Repenser la place et la fonction du politique en éducation formelle et non-formelle

Il est encore trop tôt pour pouvoir analyser les premiers résultats de l’élection présidentielle. L’analyse sera à mener en profondeur après le deuxième tour et certainement avec l’éclairage des élections législatives qui suivront. Pour autant, la campagne a montré et continue à mettre en évidence que certains sujets de société et d’importance auront largement été absents d’une partie des programmes mais surtout d’une majorité des discussions et des débats. Ainsi, et malgré le contexte, la santé, l’éducation, la culture et l’écologie auront été des parents pauvres de la campagne du premier tour. Ces sujets sont pourtant essentiels. S’ils sont peu traités politiquement (alors qu’ils sont extrêmement politiques), il est également intéressant de s’interroger sur la place de ses sujets dans les programmes scolaires et la manière dont ils sont abordés.

Au travers du sujet de l’écologie et du développement durable, le numéro 63 de la revue « Éducation et socialisation » questionne les « perspectives épistémologiques, socio-historiques et curriculaires » de l’éducation au politique. Dans l’article introductif de ce dossier  « Quelle éducation au politique pour les questions environnementales et de développement ? » Angela Barthes, Lucie Sauvé et Frédéric Torterat, écrivent :

« En somme, comment repenser le politique en éducation ? Dans quelle mesure est-il opportun de repolitiser l’éducation face aux grands enjeux actuels de sociétés ? Il importe en effet de repenser plus globalement la place et la fonction du politique en éducation formelle et non-formelle, principalement face à la nécessaire prise en charge par l’éducation des grands enjeux actuels de la société.
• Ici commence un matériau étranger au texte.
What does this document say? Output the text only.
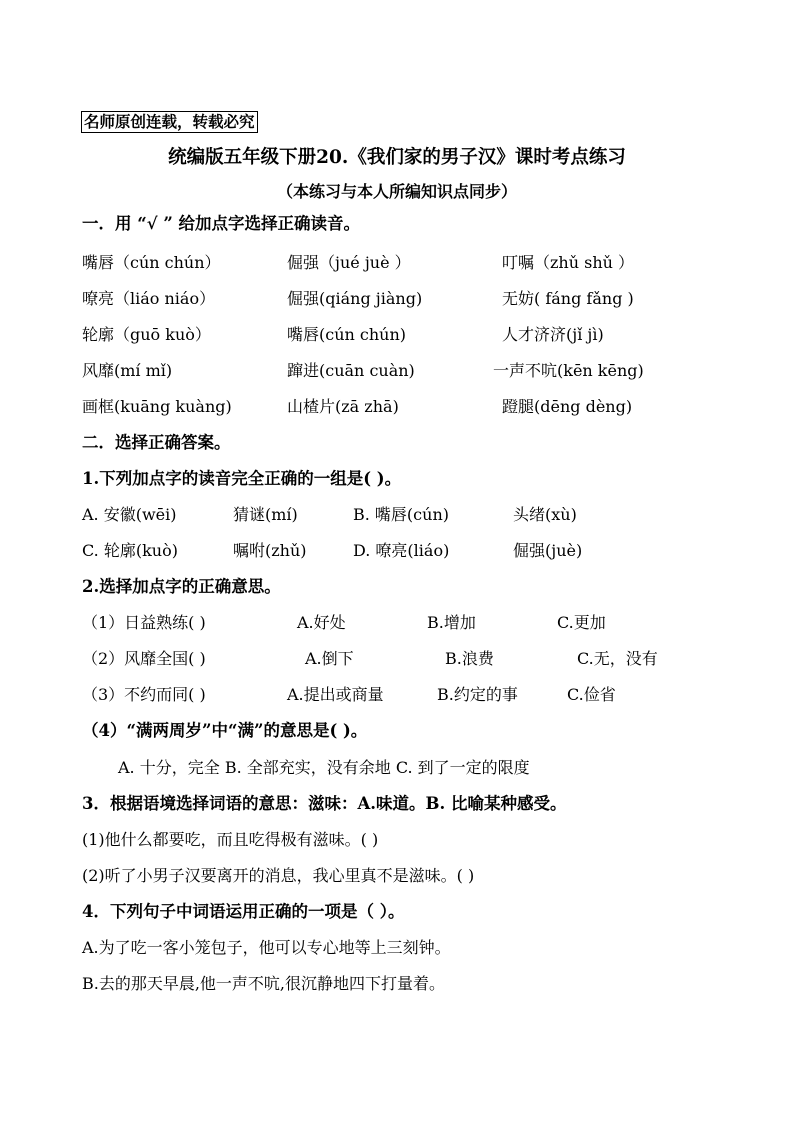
名师原创连载，转载必究
统编版五年级下册20.《我们家的男子汉》课时考点练习
（本练习与本人所编知识点同步）
一．用 “√ ” 给加点字选择正确读音。
嘴唇（cún chún）	倔强（jué juè ）	叮嘱（zhǔ shǔ ）
嘹亮（liáo niáo）	倔强(qiáng jiàng)	无妨( fáng fǎng )
轮廓（guō kuò）	嘴唇(cún chún)	人才济济(jǐ jì)
风靡(mí mǐ)	蹿进(cuān cuàn)	一声不吭(kēn kēng)
画框(kuāng kuàng)	山楂片(zā zhā)	蹬腿(dēng dèng)
二．选择正确答案。
1.下列加点字的读音完全正确的一组是( )。
A. 安徽(wēi)	猜谜(mí)	B. 嘴唇(cún)	头绪(xù)
C. 轮廓(kuò)	嘱咐(zhǔ)	D. 嘹亮(liáo)	倔强(juè)
2.选择加点字的正确意思。
（1）日益熟练( )	A.好处	B.增加	C.更加
（2）风靡全国( )	A.倒下	B.浪费	C.无，没有
（3）不约而同( )	A.提出或商量	B.约定的事	C.俭省
（4）“满两周岁”中“满”的意思是( )。
A. 十分，完全 B. 全部充实，没有余地 C. 到了一定的限度
3．根据语境选择词语的意思：滋味：A.味道。B. 比喻某种感受。
(1)他什么都要吃，而且吃得极有滋味。( )
(2)听了小男子汉要离开的消息，我心里真不是滋味。( )
4．下列句子中词语运用正确的一项是（ ）。
A.为了吃一客小笼包子，他可以专心地等上三刻钟。
B.去的那天早晨,他一声不吭,很沉静地四下打量着。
Ces questions, souvent posées dans le cadre des « éducations à » (au développement durable, à la santé, à la biodiversité, à la citoyenneté…), traversent également des courants tels que l’enseignement des questions socialement vives ou les « controversial issues » (Levinson, 2017). Ces courants rejoignent par ailleurs l’éducation au temps de l’Anthropocène (Wallendhorst et Pierron, 2019, Lange et Kebaili, 2019) et au temps des transitions et urgences climatiques (Gibert, 2020), qui impliquent la prise en compte des enjeux globaux de société dans les enseignements transversaux de toutes sortes. De telles préoccupations rejoignent aussi des axes de réflexion exprimés dans certaines didactiques comme celles de l’histoire, de la géographie ou des sciences de la vie et de la terre, mais également dans les enseignements agricoles ou certaines filières des cycles supérieurs. Parallèlement, elles constituent autant d’incitations à réinterroger, dans une dimension plus ontologique, l’impolitisme (Rosanvallon, 2006), la prospective (Barthes, Blanc-Maximin, Dorier, 2019) et la repolarisation des situations éducatives.

Plus concrètement encore, il convient aujourd’hui de revenir sur les curriculums formels et non formels susceptibles de structurer non pas une, mais des éducations au politique dans différents pays comme le montre ce dossier. Cela suppose l’examen des prescriptions, l’identification des apports d’une éducation au politique dans différents milieux d’enseignement-apprentissage et la mise au jour des vécus d’enseignants, de formateurs ou d’apprenants. Sont également concernées ici, les réflexions et les études pragmatiques portant sur les contre-modèles à une éducation au politique pour peu qu’ils soient pensés comme tels. Mentionnons par exemple, les dispositifs qui favorisent la technicisation des questions politiques plutôt que leur examen complexe ou les cours de morale culpabilisantes privilégiant les bonnes pratiques environnementales ».

La formation des citoyens n’est certes pas le seul levier qui conditionne les débats électoraux et les propositions dans les programmes des candidat.e.s. Pour autant, l’École comme l’éducation non-formelle, et tout particulièrement l’éducation populaire, ont vocation à fournir aux citoyen.ne.s les connaissances et les éléments de compréhension qui leur permettent de faire des choix de société et d’avenir. La manière dont les sujets sociétaux sont abordés, la place qui leur sont donnée, les analyses critiques qui en sont proposées dans les lieux d’Éducation ont un rôle essentiel dans la construction de la citoyenneté. La participation électorale des jeunes et au-delà leur difficulté de se situer dans l’univers politique, d’y trouver leur place, de s’y engager mettent en évidence que la place et la fonction du politique en éducation formelle et non-formelle est à renforcer, ce qui pourrait constituer une nouvelle base de travail dans la construction des programmes scolaires à venir.